Going against this trend was PRNEX which posted net outflows (-$153 million) while oil prices were appreciating, along with its $165 million of negative flows during the recent oil price decline.


As for holdings in oil company stocks by GNR and NR funds during the oil price slump in the summer of 2015, selling was fairly concentrated within NR but spread out within GNR.

In the NR classification, four companies had their net overall shares reduced by more than one million shares, while the comparable number for the GNR category was 16.

The four companies within NR that experienced the most selling were Vantage Drilling (-27.6 million shares), BG Group (-3.1 million shares), Halliburton (-2.7 million shares) and Weatherford International (-2.1 million shares).

The number of shares of Vantage Drilling sold represented 8.8% of the company's shares outstanding.
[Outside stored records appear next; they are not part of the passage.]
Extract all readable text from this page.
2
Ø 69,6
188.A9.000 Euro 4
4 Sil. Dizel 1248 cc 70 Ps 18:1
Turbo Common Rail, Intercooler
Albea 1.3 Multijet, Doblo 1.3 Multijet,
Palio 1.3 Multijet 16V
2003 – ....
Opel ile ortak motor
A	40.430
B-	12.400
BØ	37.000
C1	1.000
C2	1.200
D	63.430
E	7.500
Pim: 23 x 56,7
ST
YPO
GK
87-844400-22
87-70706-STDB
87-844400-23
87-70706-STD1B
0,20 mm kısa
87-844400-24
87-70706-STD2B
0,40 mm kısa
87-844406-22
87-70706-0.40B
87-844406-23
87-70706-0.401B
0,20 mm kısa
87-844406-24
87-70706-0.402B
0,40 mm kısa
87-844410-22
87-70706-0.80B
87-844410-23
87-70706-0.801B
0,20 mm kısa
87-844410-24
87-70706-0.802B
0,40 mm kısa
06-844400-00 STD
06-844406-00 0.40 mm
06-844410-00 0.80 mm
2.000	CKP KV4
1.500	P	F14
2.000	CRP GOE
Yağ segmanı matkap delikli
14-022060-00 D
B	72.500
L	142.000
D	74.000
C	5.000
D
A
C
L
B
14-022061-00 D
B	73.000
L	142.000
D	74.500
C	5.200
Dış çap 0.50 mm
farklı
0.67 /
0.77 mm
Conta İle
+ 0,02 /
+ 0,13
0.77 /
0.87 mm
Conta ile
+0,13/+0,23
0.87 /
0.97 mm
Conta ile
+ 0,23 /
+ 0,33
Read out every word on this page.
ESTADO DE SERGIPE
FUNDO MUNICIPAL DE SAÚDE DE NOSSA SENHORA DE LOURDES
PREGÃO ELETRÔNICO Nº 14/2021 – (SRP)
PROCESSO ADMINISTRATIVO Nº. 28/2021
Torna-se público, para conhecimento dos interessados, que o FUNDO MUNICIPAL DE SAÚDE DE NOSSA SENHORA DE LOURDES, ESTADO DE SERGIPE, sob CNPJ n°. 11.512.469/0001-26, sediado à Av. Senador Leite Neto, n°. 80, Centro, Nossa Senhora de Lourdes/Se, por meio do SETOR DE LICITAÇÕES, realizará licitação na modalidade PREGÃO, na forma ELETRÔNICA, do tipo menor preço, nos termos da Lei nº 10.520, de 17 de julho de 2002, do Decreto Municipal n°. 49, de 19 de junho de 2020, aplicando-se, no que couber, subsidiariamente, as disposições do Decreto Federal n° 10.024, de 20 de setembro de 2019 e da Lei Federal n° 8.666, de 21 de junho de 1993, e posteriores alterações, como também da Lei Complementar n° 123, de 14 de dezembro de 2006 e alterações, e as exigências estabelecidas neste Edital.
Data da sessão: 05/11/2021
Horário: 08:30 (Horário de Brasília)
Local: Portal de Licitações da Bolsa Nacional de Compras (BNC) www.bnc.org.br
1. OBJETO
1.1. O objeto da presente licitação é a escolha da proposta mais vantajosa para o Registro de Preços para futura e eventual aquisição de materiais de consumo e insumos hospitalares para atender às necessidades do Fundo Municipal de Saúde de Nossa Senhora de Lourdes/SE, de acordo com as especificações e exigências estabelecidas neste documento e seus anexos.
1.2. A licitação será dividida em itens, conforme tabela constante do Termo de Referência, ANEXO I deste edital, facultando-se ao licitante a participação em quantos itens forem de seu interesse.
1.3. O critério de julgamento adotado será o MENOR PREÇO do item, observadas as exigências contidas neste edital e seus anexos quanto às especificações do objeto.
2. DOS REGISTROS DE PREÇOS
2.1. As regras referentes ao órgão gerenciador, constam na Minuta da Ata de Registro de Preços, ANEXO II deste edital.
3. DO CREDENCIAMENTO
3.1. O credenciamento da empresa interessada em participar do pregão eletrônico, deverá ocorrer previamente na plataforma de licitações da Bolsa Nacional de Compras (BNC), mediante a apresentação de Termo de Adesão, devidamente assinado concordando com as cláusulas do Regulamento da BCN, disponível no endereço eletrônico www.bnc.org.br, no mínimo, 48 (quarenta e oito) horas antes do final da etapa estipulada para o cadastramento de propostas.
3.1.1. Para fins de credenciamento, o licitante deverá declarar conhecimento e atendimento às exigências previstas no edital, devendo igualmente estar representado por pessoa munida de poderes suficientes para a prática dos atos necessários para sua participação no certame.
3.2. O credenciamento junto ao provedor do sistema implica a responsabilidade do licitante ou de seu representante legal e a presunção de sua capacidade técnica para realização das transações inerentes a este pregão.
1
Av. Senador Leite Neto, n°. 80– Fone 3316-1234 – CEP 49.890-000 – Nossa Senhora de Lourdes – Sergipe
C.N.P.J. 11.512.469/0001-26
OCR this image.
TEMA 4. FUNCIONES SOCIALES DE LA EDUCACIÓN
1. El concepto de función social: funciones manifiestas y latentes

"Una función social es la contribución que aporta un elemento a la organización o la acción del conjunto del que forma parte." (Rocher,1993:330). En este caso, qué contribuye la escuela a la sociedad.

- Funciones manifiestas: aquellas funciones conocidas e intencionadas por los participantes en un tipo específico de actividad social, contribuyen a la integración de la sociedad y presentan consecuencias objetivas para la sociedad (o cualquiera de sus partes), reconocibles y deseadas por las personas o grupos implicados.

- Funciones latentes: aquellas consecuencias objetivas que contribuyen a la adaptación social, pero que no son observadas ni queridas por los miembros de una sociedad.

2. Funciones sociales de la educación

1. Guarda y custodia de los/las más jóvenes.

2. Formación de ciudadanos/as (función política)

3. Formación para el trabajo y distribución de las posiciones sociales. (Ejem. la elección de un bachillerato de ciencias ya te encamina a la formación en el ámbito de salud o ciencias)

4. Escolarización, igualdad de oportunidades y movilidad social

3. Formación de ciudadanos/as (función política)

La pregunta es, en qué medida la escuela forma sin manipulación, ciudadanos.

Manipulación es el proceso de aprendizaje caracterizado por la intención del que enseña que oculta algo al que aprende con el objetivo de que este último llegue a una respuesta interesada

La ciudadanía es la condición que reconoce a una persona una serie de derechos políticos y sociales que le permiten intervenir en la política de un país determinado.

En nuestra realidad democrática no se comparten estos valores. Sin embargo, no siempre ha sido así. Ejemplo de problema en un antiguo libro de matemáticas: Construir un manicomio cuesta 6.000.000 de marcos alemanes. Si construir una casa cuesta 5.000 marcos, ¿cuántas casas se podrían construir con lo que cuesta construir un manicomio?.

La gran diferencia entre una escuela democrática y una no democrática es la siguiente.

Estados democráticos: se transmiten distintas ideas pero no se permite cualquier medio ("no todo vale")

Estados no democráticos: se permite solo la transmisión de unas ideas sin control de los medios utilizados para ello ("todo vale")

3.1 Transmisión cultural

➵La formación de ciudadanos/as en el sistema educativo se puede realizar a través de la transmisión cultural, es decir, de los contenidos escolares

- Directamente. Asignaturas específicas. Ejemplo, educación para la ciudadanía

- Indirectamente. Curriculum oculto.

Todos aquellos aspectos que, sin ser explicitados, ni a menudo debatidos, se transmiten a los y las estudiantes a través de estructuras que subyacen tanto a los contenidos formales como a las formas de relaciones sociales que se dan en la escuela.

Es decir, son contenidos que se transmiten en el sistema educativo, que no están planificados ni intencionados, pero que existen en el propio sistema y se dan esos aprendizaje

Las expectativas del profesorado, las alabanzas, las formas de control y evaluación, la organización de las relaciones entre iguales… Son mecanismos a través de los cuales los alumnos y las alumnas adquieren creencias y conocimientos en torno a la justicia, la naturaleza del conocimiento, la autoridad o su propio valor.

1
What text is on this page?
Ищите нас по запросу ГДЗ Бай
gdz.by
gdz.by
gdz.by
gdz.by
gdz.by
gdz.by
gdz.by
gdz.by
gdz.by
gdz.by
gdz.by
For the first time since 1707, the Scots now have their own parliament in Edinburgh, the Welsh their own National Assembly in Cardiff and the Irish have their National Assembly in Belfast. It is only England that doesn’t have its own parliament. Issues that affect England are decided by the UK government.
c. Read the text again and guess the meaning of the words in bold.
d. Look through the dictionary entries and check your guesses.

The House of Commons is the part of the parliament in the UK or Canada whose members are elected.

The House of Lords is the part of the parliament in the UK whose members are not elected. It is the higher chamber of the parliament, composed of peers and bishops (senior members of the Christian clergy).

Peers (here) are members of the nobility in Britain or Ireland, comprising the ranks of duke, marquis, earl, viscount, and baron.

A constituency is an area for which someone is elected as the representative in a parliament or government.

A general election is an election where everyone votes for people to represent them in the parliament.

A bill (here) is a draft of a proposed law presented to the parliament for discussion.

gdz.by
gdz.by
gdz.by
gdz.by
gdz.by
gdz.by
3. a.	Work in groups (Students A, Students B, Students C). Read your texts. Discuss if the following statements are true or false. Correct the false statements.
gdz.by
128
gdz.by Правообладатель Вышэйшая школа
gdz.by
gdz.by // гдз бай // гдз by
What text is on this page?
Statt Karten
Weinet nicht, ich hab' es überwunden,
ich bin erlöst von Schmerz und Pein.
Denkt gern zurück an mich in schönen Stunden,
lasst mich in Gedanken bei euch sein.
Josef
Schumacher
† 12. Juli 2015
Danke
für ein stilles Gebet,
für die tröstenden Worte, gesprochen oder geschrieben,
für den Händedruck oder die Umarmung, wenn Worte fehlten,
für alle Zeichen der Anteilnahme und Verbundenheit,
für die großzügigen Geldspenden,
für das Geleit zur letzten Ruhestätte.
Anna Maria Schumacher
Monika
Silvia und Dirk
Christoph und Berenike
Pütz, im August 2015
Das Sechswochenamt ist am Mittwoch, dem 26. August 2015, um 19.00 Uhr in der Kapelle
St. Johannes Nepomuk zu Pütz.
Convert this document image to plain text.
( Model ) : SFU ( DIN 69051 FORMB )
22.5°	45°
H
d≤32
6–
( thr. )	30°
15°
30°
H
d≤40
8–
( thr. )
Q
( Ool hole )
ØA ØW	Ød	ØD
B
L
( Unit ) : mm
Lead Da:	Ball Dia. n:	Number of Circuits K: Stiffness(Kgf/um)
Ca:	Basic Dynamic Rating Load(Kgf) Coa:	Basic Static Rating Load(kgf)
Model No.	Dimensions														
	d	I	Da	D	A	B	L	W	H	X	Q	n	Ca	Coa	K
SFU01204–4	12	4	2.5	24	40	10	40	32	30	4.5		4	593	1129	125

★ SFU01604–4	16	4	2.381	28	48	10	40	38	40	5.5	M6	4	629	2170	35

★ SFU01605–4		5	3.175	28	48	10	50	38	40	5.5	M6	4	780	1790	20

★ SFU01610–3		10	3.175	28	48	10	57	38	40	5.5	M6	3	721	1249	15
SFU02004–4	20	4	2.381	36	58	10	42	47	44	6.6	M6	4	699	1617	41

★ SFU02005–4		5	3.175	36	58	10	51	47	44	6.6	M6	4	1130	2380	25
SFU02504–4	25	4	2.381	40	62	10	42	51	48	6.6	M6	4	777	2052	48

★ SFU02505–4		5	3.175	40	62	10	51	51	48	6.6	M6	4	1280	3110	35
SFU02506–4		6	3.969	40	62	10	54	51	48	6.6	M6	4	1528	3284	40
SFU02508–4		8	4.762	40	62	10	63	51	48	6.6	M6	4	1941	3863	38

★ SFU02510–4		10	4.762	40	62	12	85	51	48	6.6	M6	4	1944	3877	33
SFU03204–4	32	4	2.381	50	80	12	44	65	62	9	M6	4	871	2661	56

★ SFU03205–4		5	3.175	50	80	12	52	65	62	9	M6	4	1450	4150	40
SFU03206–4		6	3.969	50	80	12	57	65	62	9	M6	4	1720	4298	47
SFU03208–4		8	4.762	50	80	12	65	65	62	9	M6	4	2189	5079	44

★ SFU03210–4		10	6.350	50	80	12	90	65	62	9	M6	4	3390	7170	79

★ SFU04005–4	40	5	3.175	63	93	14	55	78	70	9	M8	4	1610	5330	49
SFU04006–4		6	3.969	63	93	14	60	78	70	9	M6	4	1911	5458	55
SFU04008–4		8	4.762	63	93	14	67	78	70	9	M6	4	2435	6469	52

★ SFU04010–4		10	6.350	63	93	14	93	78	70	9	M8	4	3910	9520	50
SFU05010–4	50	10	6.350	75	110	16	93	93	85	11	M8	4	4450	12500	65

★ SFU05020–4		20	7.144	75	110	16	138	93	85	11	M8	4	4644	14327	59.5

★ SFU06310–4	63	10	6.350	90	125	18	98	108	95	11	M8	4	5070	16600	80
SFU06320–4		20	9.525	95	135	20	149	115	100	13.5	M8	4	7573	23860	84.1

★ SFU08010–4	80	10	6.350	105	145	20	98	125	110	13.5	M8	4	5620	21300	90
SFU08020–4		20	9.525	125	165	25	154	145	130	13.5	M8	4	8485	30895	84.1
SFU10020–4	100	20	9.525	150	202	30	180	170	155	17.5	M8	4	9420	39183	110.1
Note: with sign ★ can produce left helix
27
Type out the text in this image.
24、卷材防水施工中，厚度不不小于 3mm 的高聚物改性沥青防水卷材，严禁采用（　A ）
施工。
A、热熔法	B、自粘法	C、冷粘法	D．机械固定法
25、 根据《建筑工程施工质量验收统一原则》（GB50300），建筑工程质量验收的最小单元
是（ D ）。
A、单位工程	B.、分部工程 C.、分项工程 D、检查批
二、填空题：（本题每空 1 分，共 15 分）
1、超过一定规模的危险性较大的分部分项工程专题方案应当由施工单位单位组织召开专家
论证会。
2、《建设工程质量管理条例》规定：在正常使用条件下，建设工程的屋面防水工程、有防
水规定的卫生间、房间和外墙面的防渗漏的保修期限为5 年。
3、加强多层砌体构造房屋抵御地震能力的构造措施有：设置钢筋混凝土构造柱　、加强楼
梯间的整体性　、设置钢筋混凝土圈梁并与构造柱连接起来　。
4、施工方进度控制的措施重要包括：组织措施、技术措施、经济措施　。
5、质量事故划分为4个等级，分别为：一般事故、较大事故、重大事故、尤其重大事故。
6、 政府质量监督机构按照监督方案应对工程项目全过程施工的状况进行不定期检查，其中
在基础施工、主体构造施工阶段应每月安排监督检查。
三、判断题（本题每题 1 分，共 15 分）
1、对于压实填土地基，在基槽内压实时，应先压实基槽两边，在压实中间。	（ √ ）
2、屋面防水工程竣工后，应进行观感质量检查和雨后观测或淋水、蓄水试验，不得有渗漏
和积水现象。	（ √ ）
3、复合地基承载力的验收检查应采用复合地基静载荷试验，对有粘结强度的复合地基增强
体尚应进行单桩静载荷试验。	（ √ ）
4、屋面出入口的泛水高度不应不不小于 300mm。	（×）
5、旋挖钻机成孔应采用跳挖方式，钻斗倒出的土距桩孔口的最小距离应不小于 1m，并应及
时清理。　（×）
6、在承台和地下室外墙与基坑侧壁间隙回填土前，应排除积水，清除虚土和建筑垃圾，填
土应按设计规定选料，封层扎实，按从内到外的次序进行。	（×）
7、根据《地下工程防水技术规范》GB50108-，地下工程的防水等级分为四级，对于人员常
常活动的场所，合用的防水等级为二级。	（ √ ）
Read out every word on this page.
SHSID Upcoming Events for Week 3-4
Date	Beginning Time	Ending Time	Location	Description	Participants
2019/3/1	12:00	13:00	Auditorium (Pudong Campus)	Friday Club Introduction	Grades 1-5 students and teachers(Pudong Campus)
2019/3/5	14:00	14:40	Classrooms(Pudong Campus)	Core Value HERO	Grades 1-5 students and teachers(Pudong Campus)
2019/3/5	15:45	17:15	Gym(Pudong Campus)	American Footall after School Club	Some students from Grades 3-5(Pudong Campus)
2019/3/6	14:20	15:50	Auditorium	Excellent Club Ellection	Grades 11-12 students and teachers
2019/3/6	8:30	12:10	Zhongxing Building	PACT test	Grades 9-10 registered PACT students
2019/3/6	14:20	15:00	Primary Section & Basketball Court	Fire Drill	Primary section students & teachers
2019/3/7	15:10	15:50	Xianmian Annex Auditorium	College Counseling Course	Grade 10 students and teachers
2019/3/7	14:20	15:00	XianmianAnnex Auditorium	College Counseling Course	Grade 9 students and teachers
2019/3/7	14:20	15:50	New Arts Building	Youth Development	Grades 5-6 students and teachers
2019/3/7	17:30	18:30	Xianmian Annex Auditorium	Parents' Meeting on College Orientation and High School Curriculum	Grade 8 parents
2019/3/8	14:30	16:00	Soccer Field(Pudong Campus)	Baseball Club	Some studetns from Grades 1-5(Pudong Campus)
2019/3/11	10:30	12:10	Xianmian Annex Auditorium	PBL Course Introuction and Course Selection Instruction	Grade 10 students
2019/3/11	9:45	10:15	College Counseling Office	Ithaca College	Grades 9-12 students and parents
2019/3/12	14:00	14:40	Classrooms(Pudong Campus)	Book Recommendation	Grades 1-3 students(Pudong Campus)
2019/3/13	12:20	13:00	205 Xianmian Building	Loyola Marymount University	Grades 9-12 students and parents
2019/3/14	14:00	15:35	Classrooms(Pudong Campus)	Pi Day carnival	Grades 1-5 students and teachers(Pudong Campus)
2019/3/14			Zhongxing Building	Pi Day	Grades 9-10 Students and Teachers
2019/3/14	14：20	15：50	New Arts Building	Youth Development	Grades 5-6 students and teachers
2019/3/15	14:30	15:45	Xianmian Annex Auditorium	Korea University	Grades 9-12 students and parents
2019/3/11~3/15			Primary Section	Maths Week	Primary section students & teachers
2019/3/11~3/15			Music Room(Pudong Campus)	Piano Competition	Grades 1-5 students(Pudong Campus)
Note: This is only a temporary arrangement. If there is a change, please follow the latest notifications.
Four funds completely sold out of Vantage, led by FSENX, which closed out an 18.1-million-share position.

Weatherford's activity was a result of four funds liquidating their positions, while BG Group had three funds close out their entire positions.

Within GNR, nine companies went from having a total aggregate position of over one million shares to being completely liquidated. The companies that had the largest positions closed out were Pacific Exploration and Production (-3.9 million shares) and Brightoil Petroleum Holdings (-2.2 million shares).

The most widely held stocks within NR were essentially static during this period. Schlumberger (11 funds) and Baker Hughes (10 funds) were the most widely held within NR, and their totals did not change.

The GNR classification showed a little more movement in its most widely held stocks.

GNR started with five stocks being held by a double-digit number of funds: EOG Resources (held by 15 funds), Cabot Oil & Gas (12 funds), Anadarko Petroleum (11 funds), Concho Resources (11 funds) and Antero Resources (10 funds). Within this group EOG Resources was unchanged, while Cabot Oil & Gas, Anadarko Petroleum and Concho Resources all added one fund to their totals.

Antero Resources had three funds liquidate their positions: Putnam Global Natural Resources Fund (EBERX), AllianzGI Global Natural Resources Fund (RGLIX) and Putnam Global Energy Fund (PGEAX) liquidated positions of 4.9 million shares, 550,400 shares and 353,200 shares, respectively.

If this summer's downturn in oil prices stretches out for seven months, as last year's did, advisors and clients can expect to see additional significant net outflows from funds in Lipper's natural resources classifications as well as negative returns for the groups.

Patrick Keon is a research analyst specializing in U.S. fund classifications and portfolio analytics at Lipper.